Choosing Tea

Although there is only one tea plant, camellia sinesis, there are many varieties, rather like the different grapes used to make wine. In addition, differences in growing conditions, age of the plant, and processing also affect the final product (again, like wine). Herbal infusions are not properly "tea" at all, but a mixture of other plants prepared in the same manner as tea.


  • Store your teas in airtight jars.
  • Loose teas are typically of higher quality than tea bags, which usually contain broken leaves or even "dust," or tiny tea particles.
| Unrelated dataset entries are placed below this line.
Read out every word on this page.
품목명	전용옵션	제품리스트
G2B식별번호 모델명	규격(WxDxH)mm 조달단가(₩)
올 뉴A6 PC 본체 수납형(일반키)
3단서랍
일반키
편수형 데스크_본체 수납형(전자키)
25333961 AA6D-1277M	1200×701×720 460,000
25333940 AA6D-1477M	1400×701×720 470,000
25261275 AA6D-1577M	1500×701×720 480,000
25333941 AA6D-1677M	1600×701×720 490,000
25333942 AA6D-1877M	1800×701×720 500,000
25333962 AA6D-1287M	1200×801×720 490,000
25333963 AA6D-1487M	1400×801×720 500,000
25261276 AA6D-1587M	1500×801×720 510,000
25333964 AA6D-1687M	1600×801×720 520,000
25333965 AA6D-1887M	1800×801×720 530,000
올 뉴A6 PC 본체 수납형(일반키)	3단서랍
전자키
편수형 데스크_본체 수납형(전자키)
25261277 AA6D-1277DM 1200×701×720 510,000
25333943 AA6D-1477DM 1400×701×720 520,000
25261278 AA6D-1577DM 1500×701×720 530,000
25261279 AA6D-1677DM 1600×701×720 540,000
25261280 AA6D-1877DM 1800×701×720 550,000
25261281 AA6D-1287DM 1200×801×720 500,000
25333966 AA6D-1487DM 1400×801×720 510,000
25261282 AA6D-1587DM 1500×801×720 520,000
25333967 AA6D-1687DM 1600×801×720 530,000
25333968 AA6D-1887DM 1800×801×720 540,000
  1. Learn about the basic varieties of tea: black, green and oolong. Black teas have been fermented, green teas are unfermented and oolong teas are semi fermented.
  2. Think about your desire or tolerance for caffeine. Black teas have some caffeine (about half as much as coffee), oolong teas have half as much as black, and green has one-third as much as black.
  3. Learn about tea grades and terminology. For example, orange pekoe; refers to a fairly large leaf size, and has nothing to do with flavor or quality.
  4. Try pure varieties of teas from different regions: China, India, Sri Lanka and Japan are major tea producers, but African and southeast Asian countries also produce tea.
  5. Taste blended teas, too. English Breakfast tea is one of the most popular. Blends vary among different manufacturers, so you might, for example, try several breakfast blends to find one that suits you.
  6. Investigate flavored black teas infused with flower and fruit blossoms, such as jasmine, ginger, lemon and almond. Earl Grey, probably the most famous flavored tea, is black tea with oil of bergamot, which gives the tea an orange-like aroma and taste. There are countless other flavors.
  7. Consider herbal teas (“tisanes’; or “infusions”) for a caffeine-free alternative. Herbal teas can range in taste from flowery to tangy or spicy. Chamomile, mint, orange spice and rosehip are some popular varieties.
  8. Choose a Chinese or Japanese green tea for a light, refreshing tea break.
  9. Take a British tea break and add lemon or milk and sugar to your tea.

Be certain to read about an herbal tea before using it for health purposes.